LONDON (Reuters) - Whether Brexit purists or radical socialists win Britain’s election next month, a deluge of fresh debt is set to bloat the country’s 1.6 trillion pound government bond pile.
But the permutations around the Dec. 12 election - and the implications for Brexit - make it tough for holders of British government debt to predict just what the borrowing bonanza will mean for them.
In 2010, Bill Gross - then cast as “king of the bond market” - warned that British government bonds were “resting on a bed of nitroglycerine” because of Britain’s large budget deficit.
Since then, however, demand for gilts - named after the gold-edged paper on which they were first printed - has risen as investors with huge liabilities, such as pension funds, sought the safety of reliable borrowers. Britain, the world’s fifth-biggest economy, has never defaulted.
“You have a big imbalance globally between the demand for safe assets and the supply of safe assets,” said Andrew Balls, chief investment officer for global fixed income at Pacific Investment Management Company (PIMCO).
PIMCO, which Gross co-founded, is the world’s biggest bond manager, with $1.9 trillion under management.
“In this kind of environment, you’re less likely to have a big bond market reaction to promises in terms of fiscal policy,” Balls told Reuters.
There is no consensus among investors on how much extra British debt would be too much. What is clear is that Britain’s bond market is about to get bigger.
Prime Minister Boris Johnson, whose Conservative Party leads opinion polls, has promised to increase public spending to levels not seen in Britain since the 1970s, a break from the party’s decade-long focus on fixing the public finances.
The opposition Labour Party, under its socialist leader Jeremy Corbyn, has promised an even bigger increase in spending as part of an “irreversible shift in the balance of power and wealth in favour of working people”.
Labour’s plans to nationalise some utilities are already having an impact on corporate debt prices.
British government borrowing costs remain close to record lows, with the 10-year bond yielding 0.75%, in part reflecting a bond market view that a Labour majority government is unlikely.
Britain has more leeway to rack up debt than some of its peers.
Its overall debt as a share of economic output stood at 87% in 2018, more than double its level before the 2008-09 financial crisis but below France’s 98% and the United States’ 104%, according to the International Monetary Fund.
(GRAPHIC: G7 government debt link: here).
With interest rates near zero across the world and central bank toolboxes empty, Britain’s fiscal splurge could place it at the vanguard of another Western experiment in bond-fuelled stimulus.
Philip Shaw, chief economist at Investec, said Britain sold more than 200 billion pounds of gilts in the 2009/10 financial year alone as the crisis wrought havoc with the public finances.
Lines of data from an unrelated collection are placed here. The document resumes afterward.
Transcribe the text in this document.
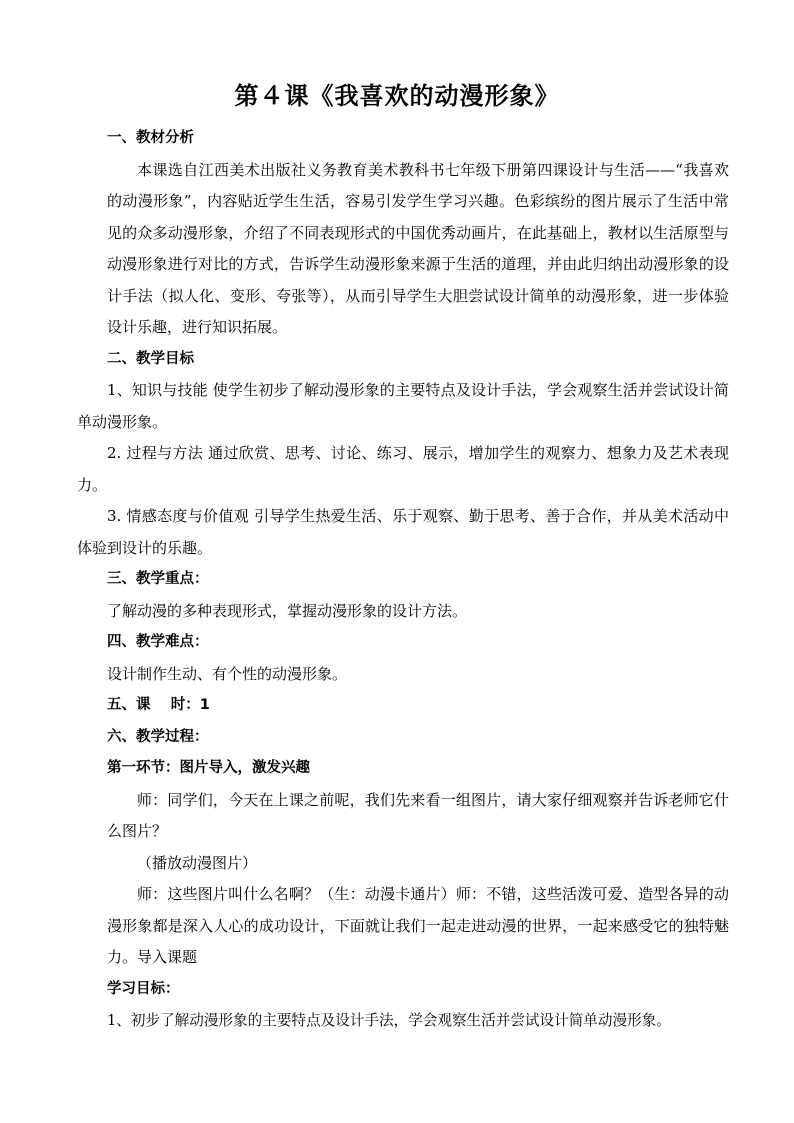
第４课《我喜欢的动漫形象》

一、教材分析

本课选自江西美术出版社义务教育美术教科书七年级下册第四课设计与生活——“我喜欢的动漫形象”，内容贴近学生生活，容易引发学生学习兴趣。色彩缤纷的图片展示了生活中常见的众多动漫形象，介绍了不同表现形式的中国优秀动画片，在此基础上，教材以生活原型与动漫形象进行对比的方式，告诉学生动漫形象来源于生活的道理，并由此归纳出动漫形象的设计手法（拟人化、变形、夸张等），从而引导学生大胆尝试设计简单的动漫形象，进一步体验设计乐趣，进行知识拓展。

二、教学目标

1、知识与技能 使学生初步了解动漫形象的主要特点及设计手法，学会观察生活并尝试设计简单动漫形象。

2. 过程与方法 通过欣赏、思考、讨论、练习、展示，增加学生的观察力、想象力及艺术表现力。

3. 情感态度与价值观 引导学生热爱生活、乐于观察、勤于思考、善于合作，并从美术活动中体验到设计的乐趣。

三、教学重点：

了解动漫的多种表现形式，掌握动漫形象的设计方法。

四、教学难点：

设计制作生动、有个性的动漫形象。

五、课    时：1

六、教学过程：

第一环节：图片导入，激发兴趣

师：同学们，今天在上课之前呢，我们先来看一组图片，请大家仔细观察并告诉老师它什么图片？

（播放动漫图片）

师：这些图片叫什么名啊？（生：动漫卡通片）师：不错，这些活泼可爱、造型各异的动漫形象都是深入人心的成功设计，下面就让我们一起走进动漫的世界，一起来感受它的独特魅力。导入课题

学习目标：

1、初步了解动漫形象的主要特点及设计手法，学会观察生活并尝试设计简单动漫形象。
“There didn’t seem to be a huge problem in coping with that,” Shaw said.
The Conservatives have committed to increase investment spending by 20 billion pounds annually, while Labour has pledged an extra 55 billion pounds a year.
Longer-term trends in the budget deficit - the gap between the government’s income and spending - would probably have more impact on the value of gilts, Shaw said, although: “It’s not clear at what sort of deficit that would happen.”
Britain’s budget deficit peaked during the crisis at just over 10% of GDP.
Domestic investors like pension funds and insurance firms, plus the Bank of England, account for the majority of gilt holdings, offsetting the risk of a sell-off by foreign owners if issuance rises.
“Investors will accept this supply,” Sunil Krishnan, head of multi-asset funds at Aviva Investors, said. “But the question is the price they will demand - especially on the international markets.”
Foreign owners accounted for only 25% of British government debt securities in 2017, compared with 30% in Italy and 47% in France, according to Eurostat data.
The relatively low share reflects sterling’s minor role in global markets, with foreign institutional investors like sovereign wealth funds and central banks mandated to hold only a small share of sterling assets like gilts.
Britain is no longer triple-A grade but retains high credit ratings. Unlike peers such as France, however, a worsening outlook for the public finances means downgrades are seen as a risk, even before taking into account election spending pledges.
For now, at least, foreign investors are waiting to see who wins the election and what it means for Brexit, which has slashed the value of sterling since the 2016 referendum.
Johnson’s traditionally pro-market Conservative Party is committed to taking Britain out of the European Union, something many investors see as a negative for growth prospects, at least in the short to medium term.
Labour’s Corbyn has promised to renegotiate the Brexit divorce deal and put it to a second referendum, leaving open the prospect that Britain might not leave the EU at all.
“Previously, for a decent few years, we were in general underweight in sterling (assets) due to the volatility,” said Shin Sawada, an investment management director at Sumitomo Mitsui Trust International, Asia’s biggest asset manager with around $600 billion under management.
“Going forward, we don’t know. We are waiting for the outcome of the Brexit discussions.”